アンコールワットの光と陰。

ロン島へ行く前に立ち寄ったアンコールワット。
シェムリアップ空港からホテルに向かうタクシーの中で「明日はアンコールワットに行くんだろ?俺が連れて行ってやる」と電話番号を書いた紙を渡される。
ノープランだったので、とりあえずお断りしてホテルで情報収集。
ホテルでチャーターしてもらう方が若干安かったので、翌日アンコールワットに行くことにした。

ホテルで呼んでもらったタクシーの運ちゃんは50代くらいの男性で、なかなか良さそうな人。
途中SIMカード購入と両替に付き合ってもらい、いざアンコールワットへ。
特に下調べもしてないため、行きたい場所の希望もなく、運ちゃんのおまかせで巡ってもらうことにした。

行ってみてわかったが、アンコールワットの遺跡群はとにかく広い。本当に広い。
基本的にツアー嫌いで自由に行動したいタイプなので、観光用のチャータータクシーなどお願いしたこともなく、パックツアーみたいで嫌だなと思っていたが、ここでは完全に正解。
各遺跡がとても歩ける距離になく、これを自力で移動するのは時間の無駄だし、暑さで途中で絶え死ぬ。
運ちゃんも慣れているので、「ここから入ってそのまま奥の出口から出たところで2時間後に待っている」というような敏腕ディレクター張りのアテンド。
「僕は映像だ写真だゆっくり撮りたいんだ」と最初わがまま言っていたけど、その所要時間も言っていたくらいでちょうどよかった。
途中でバテてくるし、よっぽど興味がある人以外は飽きてくるので、その辺もちゃんと計算されているようだ。
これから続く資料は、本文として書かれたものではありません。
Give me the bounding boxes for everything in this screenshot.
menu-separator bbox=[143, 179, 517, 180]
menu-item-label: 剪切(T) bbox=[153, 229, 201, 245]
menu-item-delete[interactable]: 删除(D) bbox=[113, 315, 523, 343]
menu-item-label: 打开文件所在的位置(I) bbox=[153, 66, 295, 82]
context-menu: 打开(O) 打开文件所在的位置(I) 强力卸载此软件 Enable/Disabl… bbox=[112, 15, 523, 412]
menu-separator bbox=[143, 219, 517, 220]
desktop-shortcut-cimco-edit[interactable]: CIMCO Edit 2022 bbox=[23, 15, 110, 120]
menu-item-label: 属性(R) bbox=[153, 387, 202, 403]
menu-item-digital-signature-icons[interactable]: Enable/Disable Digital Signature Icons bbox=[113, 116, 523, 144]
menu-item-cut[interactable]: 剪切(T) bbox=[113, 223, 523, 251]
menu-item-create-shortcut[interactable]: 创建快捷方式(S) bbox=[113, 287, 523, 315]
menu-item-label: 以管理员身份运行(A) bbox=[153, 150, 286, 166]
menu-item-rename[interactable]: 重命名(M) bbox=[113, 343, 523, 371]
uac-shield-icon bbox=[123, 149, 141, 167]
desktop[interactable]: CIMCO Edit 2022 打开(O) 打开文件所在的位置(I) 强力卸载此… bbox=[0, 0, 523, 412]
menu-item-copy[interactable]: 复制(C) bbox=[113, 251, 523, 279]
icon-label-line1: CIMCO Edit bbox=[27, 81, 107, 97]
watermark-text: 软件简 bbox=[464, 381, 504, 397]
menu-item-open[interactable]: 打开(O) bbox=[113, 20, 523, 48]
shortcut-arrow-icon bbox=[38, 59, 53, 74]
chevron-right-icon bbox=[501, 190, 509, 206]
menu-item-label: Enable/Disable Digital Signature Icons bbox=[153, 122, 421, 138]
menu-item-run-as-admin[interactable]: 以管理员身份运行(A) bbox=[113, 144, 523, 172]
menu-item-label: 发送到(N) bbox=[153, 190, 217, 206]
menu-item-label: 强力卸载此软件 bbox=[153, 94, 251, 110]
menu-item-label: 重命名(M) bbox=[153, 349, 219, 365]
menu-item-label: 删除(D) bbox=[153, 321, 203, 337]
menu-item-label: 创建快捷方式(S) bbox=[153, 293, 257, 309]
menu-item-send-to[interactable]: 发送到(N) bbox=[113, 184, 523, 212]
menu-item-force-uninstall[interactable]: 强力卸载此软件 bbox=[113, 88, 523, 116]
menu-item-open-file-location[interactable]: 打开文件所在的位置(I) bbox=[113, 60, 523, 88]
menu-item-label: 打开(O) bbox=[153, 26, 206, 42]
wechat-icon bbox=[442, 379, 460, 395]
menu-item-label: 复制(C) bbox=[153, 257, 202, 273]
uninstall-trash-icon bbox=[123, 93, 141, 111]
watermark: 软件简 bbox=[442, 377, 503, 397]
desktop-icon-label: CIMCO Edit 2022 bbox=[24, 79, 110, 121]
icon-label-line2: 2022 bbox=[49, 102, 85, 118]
遺跡の詳しいことはウィキペディアを見て頂いた方が良いので割愛するが、サンセットスポットであるプレループまでのルートは完璧で、特にトラブルもなく巡ることができた。
僕はこの運ちゃんを気に入ったので、電話番号を聞いて、明日の空港送迎や、年明け後の空港のピックアップや、再度行ったアンコールワットなどもお願いした。

基本的にその国に着いて初めて会話を交わす民間人はタクシーであることが多く、その国の民度や信用度は大体そこで察する。

そして帰る間際、最後に運ちゃんがどうしても見て行って欲しい場所があると言って、僕を連れていった。
こういった場合は大抵、提携先の絹織物屋か、一体誰が買うのかわからない木彫りの置物屋で、一気に冷めることがほとんどだ。

だが、今回に限っては違っていた。

そこはキリングフィールドと呼ばれ、ポルポト時代に粛清の場となったところだった。
中には本物の人骨が生々しく展示され、その悲惨さを物語っていた。

そのせいで、この国ではほとんどの大人が息絶え、現在の国民平均年齢は24歳と異常に若い。(ちなみに日本の平均年齢は46歳で世界一位)
運ちゃんも初めて中まで一緒に付いて来て、自ら案内してくれた姿を見て、本当はアンコールワットではなく、ここを見て何か感じて欲しかったんじゃないかな、と思った。

なんとなく、今晩だけはお酒を控えた。